While this analysis has described large-scale trends, cell specificity of histone modification is readily visualized at the gene level. As representative examples, we consider CAMK2A and OLIG1, which are neuronal and non-neuronal specific genes, respectively (see Figure S7).
Collectively, our findings affirm that the neuronal epigenomic landscape is distinct from both non-neuronal and tissue homogenate landscapes. Although our findings indicate that chromatin maps from homogenate may omit critical neuron-specific epigenomic signatures, they do however provide a better representation of non-neuronal chromatin. Indeed, analysis of published brain histone QTLs from H3K27ac profiles in cortical homogenate10 showed modest enrichment for overlap with our NeuN− H3K27ac peaks, but a depletion for overlap with our NeuN+ H3K27ac peaks (Figure S8). This enrichment was highly specific as these hQTLs where depleted for overlap with H3K4me4 peaks.
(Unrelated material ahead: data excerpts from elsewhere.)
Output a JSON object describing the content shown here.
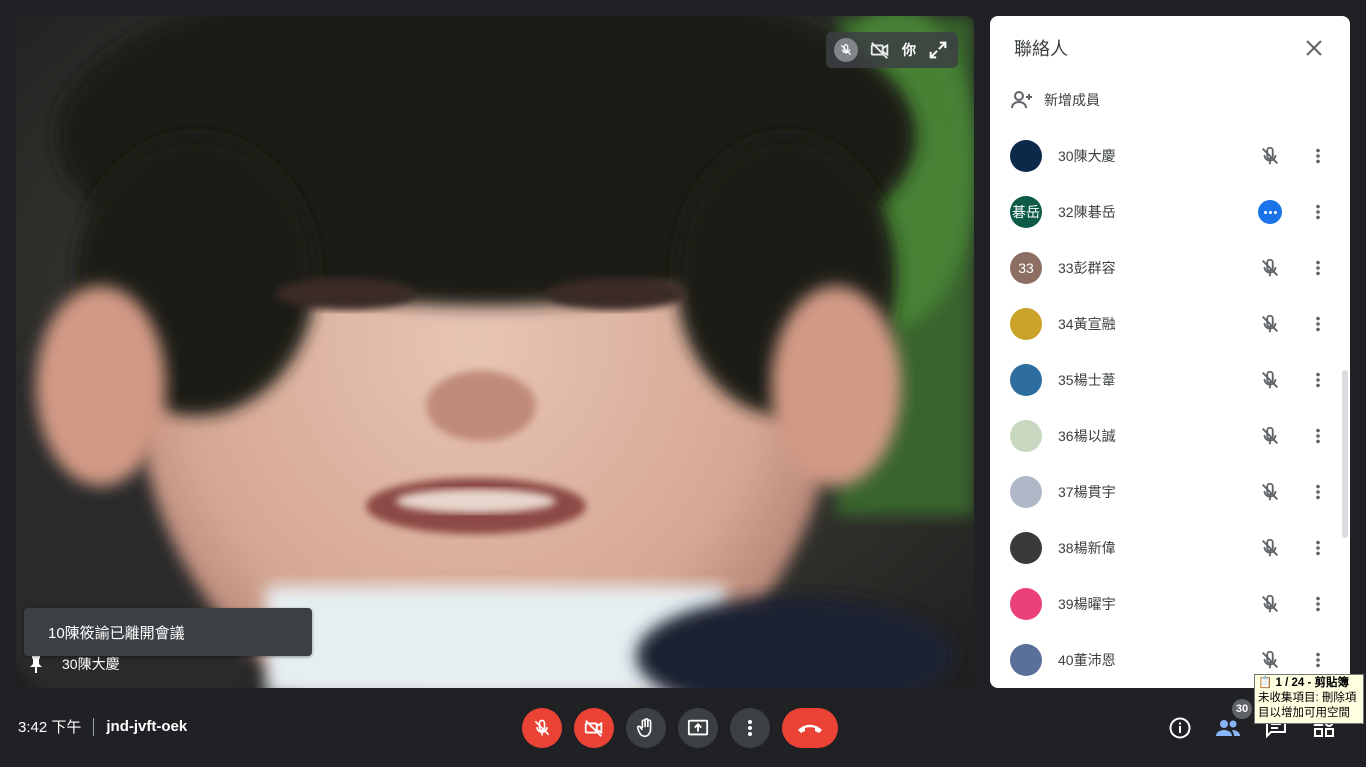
{
  "video": {
    "self_label": "你",
    "pinned_name": "30陳大慶"
  },
  "toast": {
    "text": "10陳筱諭已離開會議"
  },
  "panel": {
    "title": "聯絡人",
    "add_member_label": "新增成員",
    "people": [
      {
        "name": "30陳大慶",
        "avatar_text": "",
        "avatar_color": "#0b2a4a",
        "speaking": false
      },
      {
        "name": "32陳碁岳",
        "avatar_text": "碁岳",
        "avatar_color": "#0d5a47",
        "speaking": true
      },
      {
        "name": "33彭群容",
        "avatar_text": "33",
        "avatar_color": "#8d6e63",
        "speaking": false
      },
      {
        "name": "34黃宣融",
        "avatar_text": "",
        "avatar_color": "#c9a227",
        "speaking": false
      },
      {
        "name": "35楊士葦",
        "avatar_text": "",
        "avatar_color": "#2e6e9e",
        "speaking": false
      },
      {
        "name": "36楊以誠",
        "avatar_text": "",
        "avatar_color": "#c8d8c0",
        "speaking": false
      },
      {
        "name": "37楊貫宇",
        "avatar_text": "",
        "avatar_color": "#b0b8c8",
        "speaking": false
      },
      {
        "name": "38楊新偉",
        "avatar_text": "",
        "avatar_color": "#3a3a3a",
        "speaking": false
      },
      {
        "name": "39楊曜宇",
        "avatar_text": "",
        "avatar_color": "#ec407a",
        "speaking": false
      },
      {
        "name": "40董沛恩",
        "avatar_text": "",
        "avatar_color": "#5a6f9a",
        "speaking": false
      }
    ]
  },
  "bottom": {
    "time": "3:42 下午",
    "meeting_code": "jnd-jvft-oek",
    "participant_count": "30"
  },
  "clipboard_tip": {
    "line1": "📋 1 / 24 - 剪貼簿",
    "line2": "未收集項目: 刪除項",
    "line3": "目以增加可用空間"
  },
  "colors": {
    "accent_blue": "#1a73e8",
    "danger_red": "#ea4335",
    "bar_bg": "#202124"
  }
}
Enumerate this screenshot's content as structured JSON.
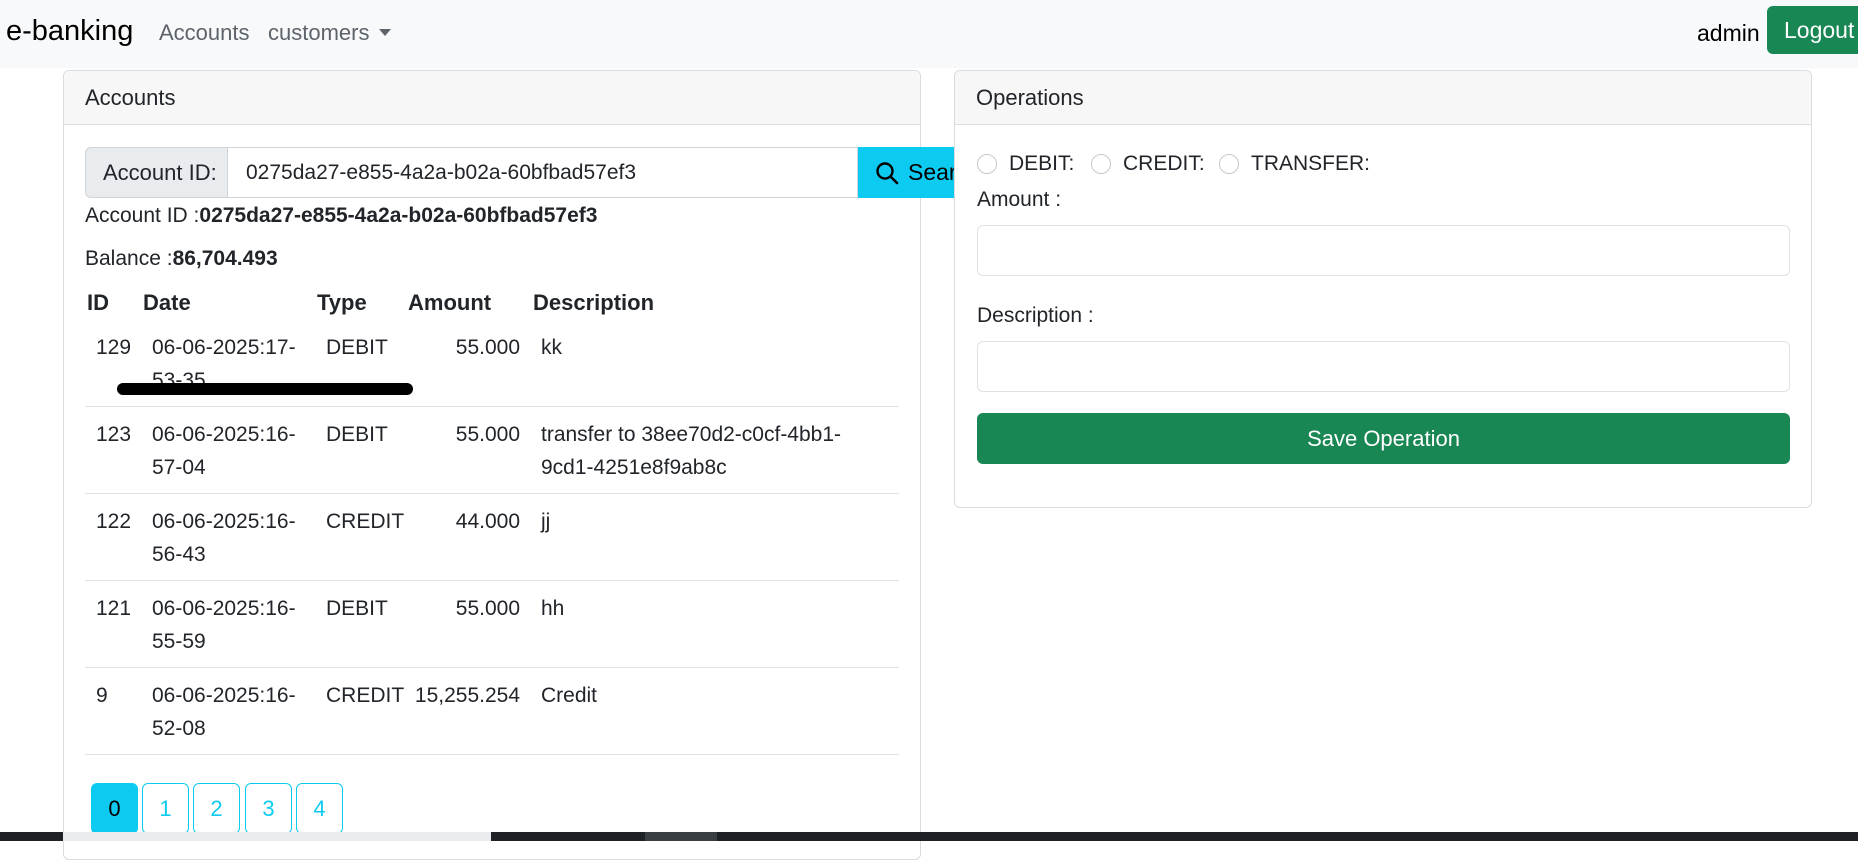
{
  "navbar": {
    "brand": "e-banking",
    "links": [
      {
        "label": "Accounts"
      },
      {
        "label": "customers"
      }
    ],
    "username": "admin",
    "logout_label": "Logout"
  },
  "accounts_card": {
    "header": "Accounts",
    "search": {
      "label": "Account ID:",
      "value": "0275da27-e855-4a2a-b02a-60bfbad57ef3",
      "button_label": "Search"
    },
    "account_id_label": "Account ID :",
    "account_id_value": "0275da27-e855-4a2a-b02a-60bfbad57ef3",
    "balance_label": "Balance :",
    "balance_value": "86,704.493",
    "table": {
      "columns": [
        "ID",
        "Date",
        "Type",
        "Amount",
        "Description"
      ],
      "rows": [
        {
          "id": "129",
          "date1": "06-06-2025:17-",
          "date2": "53-35",
          "type": "DEBIT",
          "amount": "55.000",
          "desc1": "kk",
          "desc2": ""
        },
        {
          "id": "123",
          "date1": "06-06-2025:16-",
          "date2": "57-04",
          "type": "DEBIT",
          "amount": "55.000",
          "desc1": "transfer to 38ee70d2-c0cf-4bb1-",
          "desc2": "9cd1-4251e8f9ab8c"
        },
        {
          "id": "122",
          "date1": "06-06-2025:16-",
          "date2": "56-43",
          "type": "CREDIT",
          "amount": "44.000",
          "desc1": "jj",
          "desc2": ""
        },
        {
          "id": "121",
          "date1": "06-06-2025:16-",
          "date2": "55-59",
          "type": "DEBIT",
          "amount": "55.000",
          "desc1": "hh",
          "desc2": ""
        },
        {
          "id": "9",
          "date1": "06-06-2025:16-",
          "date2": "52-08",
          "type": "CREDIT",
          "amount": "15,255.254",
          "desc1": "Credit",
          "desc2": ""
        }
      ]
    },
    "pages": [
      "0",
      "1",
      "2",
      "3",
      "4"
    ],
    "active_page": "0"
  },
  "operations_card": {
    "header": "Operations",
    "radio_options": [
      "DEBIT:",
      "CREDIT:",
      "TRANSFER:"
    ],
    "amount_label": "Amount :",
    "amount_value": "",
    "description_label": "Description :",
    "description_value": "",
    "save_label": "Save Operation"
  },
  "colors": {
    "info": "#0dcaf0",
    "success": "#198754",
    "navbar_bg": "#f8f9fa"
  }
}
Moreover, analysis of another type of H3-acetyl mark (H3K9ac) from brain tissue homogenate11 showed only depletion for overlap with the two marks from neuronal and neuron-depleted chromatin in this study (Figure S8).
Neuronal histone modification landscapes show strong enrichment of schizophrenia GWAS loci
Due to the distinct histone modification landscapes between neuronal and non-neuronal cells in the frontal lobe, we wanted to better understand the role of cell- and region-specific epigenomic regulation associated with various psychiatric and non-psychiatric traits. To this end, we used the LD-score partitioned heritability method20 to examine the enrichment of common genetic variants identified by genome wide association studies (GWAS) within genomic regions with cell type-specific histone modifications. Altogether, 18 different types of brain and non-brain related diseases and conditions were included in these analyses (Figure 3).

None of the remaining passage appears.